Horseshoe crab artificial reef sculpture shatters during installation at Jersey Shore
By Sandy Bauers and Erin Quinn
Inquirer Staff Writers
Marine biologist Chris Wojcik spent months building a 46-foot horseshoe crab replica, meant to function as an artificial reef off the New Jersey coast.
The plan Thursday was to sink the anatomically proportionate concrete sculpture - and the 50-foot barge to which it was bolted - three miles east of Mantoloking in Ocean County.
The work would rest on the ocean floor, providing an environment for lobsters, fish, and about 150 other species, according to the state Department of Environmental Protection, which gave the operation its approval.
Wojcik's sculpture went down Thursday, though not according to plan.
When the assembly was ready to be lowered 80 feet into the ocean, the tail-end harness on the lift crane snapped, causing the sculpture and barge to fall, a DEP spokesman said.
The barge landed on top of the sunken sculpture, further shattering it, according to a report in Ocean City Patch, an online news site.
"Chris is devastated," Hugh Carberry, director of the state's artificial-reef program, told Patch.
Wojcik, 44, of Point Pleasant, N.J., did not return calls Thursday seeking comment.
The mishap came weeks after the first planned sinking was canceled due to bad weather. Anything but calm weather could have caused the crab to sink prematurely.
New Jersey's artificial-reef program is designed to support fish habitats and recreational fishing. The goal was for Wojcik's crab eventually to be buried by algae, mussels, and other marine organisms that would attach to the sculpture, creating an underwater community.
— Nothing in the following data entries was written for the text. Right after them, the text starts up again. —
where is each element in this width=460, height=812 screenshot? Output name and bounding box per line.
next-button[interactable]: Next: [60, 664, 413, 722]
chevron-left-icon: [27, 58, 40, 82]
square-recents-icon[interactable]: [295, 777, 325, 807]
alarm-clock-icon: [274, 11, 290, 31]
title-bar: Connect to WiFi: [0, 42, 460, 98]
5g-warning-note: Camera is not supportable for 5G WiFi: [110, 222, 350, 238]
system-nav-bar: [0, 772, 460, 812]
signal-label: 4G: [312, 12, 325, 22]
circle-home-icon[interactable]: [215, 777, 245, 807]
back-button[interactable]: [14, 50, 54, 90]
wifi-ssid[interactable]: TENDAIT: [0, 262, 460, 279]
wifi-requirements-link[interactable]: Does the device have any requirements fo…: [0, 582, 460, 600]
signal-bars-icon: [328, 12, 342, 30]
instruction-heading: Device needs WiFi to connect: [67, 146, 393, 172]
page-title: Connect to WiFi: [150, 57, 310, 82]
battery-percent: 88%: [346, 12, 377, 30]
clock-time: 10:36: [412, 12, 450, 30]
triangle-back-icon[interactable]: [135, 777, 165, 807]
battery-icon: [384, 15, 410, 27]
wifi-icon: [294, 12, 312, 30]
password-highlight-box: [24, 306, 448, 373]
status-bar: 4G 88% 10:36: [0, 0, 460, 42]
The work also was intended to be a destination for scuba divers. Wojcik, a scuba instructor, chose the design of a horseshoe crab because it's "an icon of the mid-Atlantic coast. It has basically been around unchanged longer than anything else."
The sculpture was a great shape for an artificial reef, Wojcik said in an earlier interview. "It has a lot of surface area for algae and mussels to grow on, but it's also hollow underneath, a great benefit for fish."
Underwater sculpture is not new. In Cancun, Mexico, Jason deCaires Taylor sank five-ton sculptures of men, women, and children near the Mesoamerican Reef, the second-largest barrier reef system in the world.
Wojcik financed the $96,000 project with the help of donors, including the Brielle (N.J.) Chamber of Commerce and a Moorestown company, Reefmakers, that has expertise in artificial reefs.
The wrecked sculpture will "still make a nice reef," Carberry told Patch after the mishap. "But we would have liked to have seen it [whole] on the bottom."